Reid Detchon is Executive Director of the Energy Future Coalition and Senior Advisor to the United Nations Foundation.

The Energy Future Coalition is a broad-based non-partisan public policy initiative that seeks to bring about change in U.S. energy policy to address three critical challenges related to the production and use of energy:

• The political and economic security threat posed by the world’s dependence on oil.
• The risk to the global environment from climate change.
• The lack of access of the world’s poor to the modern energy services they need for economic advancement.

In June 2003, the Energy Future Coalition issued a report on the findings of a year-long collaborative process that brought together business, labor, and the environmental community to develop politically viable recommendations for change. It has continued its work to educate the public and policy makers about the need for action.

From June 1999 through December 2001 Reid served as Director of Special Projects in Washington for the Turner Foundation, managing a portfolio of major grants aimed at increasing the effectiveness of environmental advocacy and encouraging federal action to avert global climate change.

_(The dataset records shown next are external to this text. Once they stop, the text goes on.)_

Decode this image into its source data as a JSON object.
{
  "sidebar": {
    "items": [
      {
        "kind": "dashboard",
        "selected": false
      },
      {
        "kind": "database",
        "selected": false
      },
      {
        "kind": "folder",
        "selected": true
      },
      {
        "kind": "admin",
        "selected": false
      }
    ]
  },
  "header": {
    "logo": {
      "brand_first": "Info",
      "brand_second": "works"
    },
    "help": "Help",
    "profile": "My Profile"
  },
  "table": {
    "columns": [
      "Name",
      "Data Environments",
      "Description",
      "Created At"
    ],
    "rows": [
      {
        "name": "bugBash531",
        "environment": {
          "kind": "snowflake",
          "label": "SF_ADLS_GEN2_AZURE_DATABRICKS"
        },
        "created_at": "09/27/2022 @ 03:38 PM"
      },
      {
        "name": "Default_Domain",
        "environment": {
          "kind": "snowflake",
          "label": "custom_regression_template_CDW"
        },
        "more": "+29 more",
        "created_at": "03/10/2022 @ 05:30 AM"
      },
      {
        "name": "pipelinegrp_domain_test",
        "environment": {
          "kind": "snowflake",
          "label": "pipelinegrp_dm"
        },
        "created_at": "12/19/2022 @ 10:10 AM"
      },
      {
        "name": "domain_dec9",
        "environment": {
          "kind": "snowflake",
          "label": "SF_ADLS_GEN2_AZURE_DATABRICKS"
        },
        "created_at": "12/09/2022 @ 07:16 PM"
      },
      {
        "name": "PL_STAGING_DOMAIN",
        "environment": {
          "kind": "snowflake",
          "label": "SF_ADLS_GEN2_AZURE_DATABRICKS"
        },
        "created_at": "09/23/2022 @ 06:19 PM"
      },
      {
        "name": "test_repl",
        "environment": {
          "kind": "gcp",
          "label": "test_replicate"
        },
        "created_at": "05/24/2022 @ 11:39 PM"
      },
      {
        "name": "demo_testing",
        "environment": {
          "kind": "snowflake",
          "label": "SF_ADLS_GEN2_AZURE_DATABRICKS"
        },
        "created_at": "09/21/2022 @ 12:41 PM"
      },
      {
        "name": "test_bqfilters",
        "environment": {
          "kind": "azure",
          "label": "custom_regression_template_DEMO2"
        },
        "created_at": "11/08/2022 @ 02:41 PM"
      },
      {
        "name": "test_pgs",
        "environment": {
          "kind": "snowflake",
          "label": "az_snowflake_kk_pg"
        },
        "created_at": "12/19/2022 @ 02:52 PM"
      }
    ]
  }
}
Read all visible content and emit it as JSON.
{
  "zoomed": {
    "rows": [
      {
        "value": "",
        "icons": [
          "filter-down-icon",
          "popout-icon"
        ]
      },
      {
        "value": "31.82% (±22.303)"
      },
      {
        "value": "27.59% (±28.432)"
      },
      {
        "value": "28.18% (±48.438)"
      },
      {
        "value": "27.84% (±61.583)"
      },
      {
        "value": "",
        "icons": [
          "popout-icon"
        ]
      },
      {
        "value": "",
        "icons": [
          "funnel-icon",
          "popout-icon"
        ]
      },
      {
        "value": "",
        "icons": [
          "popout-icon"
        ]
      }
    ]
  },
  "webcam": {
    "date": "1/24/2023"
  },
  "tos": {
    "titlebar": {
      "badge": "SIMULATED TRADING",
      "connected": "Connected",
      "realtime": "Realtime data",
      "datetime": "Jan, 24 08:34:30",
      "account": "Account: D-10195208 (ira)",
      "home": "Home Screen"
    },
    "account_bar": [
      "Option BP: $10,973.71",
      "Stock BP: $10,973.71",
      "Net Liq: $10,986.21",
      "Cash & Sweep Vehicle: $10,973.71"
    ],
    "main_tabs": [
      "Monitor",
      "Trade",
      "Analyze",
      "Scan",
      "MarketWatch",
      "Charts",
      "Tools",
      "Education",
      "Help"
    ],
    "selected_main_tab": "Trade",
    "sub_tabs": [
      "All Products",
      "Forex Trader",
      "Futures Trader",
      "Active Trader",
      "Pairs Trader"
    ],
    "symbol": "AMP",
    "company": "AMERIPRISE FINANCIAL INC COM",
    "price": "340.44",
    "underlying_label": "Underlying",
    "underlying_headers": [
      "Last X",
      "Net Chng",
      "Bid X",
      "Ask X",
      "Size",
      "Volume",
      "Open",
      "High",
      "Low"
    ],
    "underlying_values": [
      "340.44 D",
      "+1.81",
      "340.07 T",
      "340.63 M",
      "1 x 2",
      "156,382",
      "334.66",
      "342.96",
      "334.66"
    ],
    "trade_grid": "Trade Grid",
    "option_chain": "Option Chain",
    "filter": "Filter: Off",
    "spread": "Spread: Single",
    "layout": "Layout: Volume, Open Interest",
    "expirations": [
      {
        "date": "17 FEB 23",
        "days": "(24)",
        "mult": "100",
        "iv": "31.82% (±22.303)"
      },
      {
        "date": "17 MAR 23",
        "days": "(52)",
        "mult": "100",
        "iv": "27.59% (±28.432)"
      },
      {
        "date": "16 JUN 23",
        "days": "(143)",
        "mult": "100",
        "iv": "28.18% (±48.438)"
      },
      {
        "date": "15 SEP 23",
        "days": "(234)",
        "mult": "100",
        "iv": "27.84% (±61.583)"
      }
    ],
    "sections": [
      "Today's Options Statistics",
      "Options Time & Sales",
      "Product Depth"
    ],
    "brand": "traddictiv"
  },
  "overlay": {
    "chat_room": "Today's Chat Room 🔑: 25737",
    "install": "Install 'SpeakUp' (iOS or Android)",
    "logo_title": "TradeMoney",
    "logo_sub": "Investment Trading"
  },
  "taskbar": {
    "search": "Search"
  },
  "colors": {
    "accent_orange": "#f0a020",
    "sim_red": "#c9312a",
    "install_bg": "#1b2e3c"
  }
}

Previously he spent six years at Podesta Associates, a government relations and public affairs firm in Washington, D.C., where he was a principal. From 1989 to 1993 Reid served as the Principal Deputy Assistant Secretary for Conservation and Renewable Energy at the U.S. Department of Energy. Previously he was principal speechwriter for Vice President George H. W. Bush. Reid worked for five years in the U.S. Senate, advising Senator John Danforth of Missouri on energy and environmental issues and serving as his legislative director. He was a reporter for the Columbia (Mo.) Daily Tribune from 1974 to 1980. He is a graduate of Yale University and lives in Bethesda, Maryland.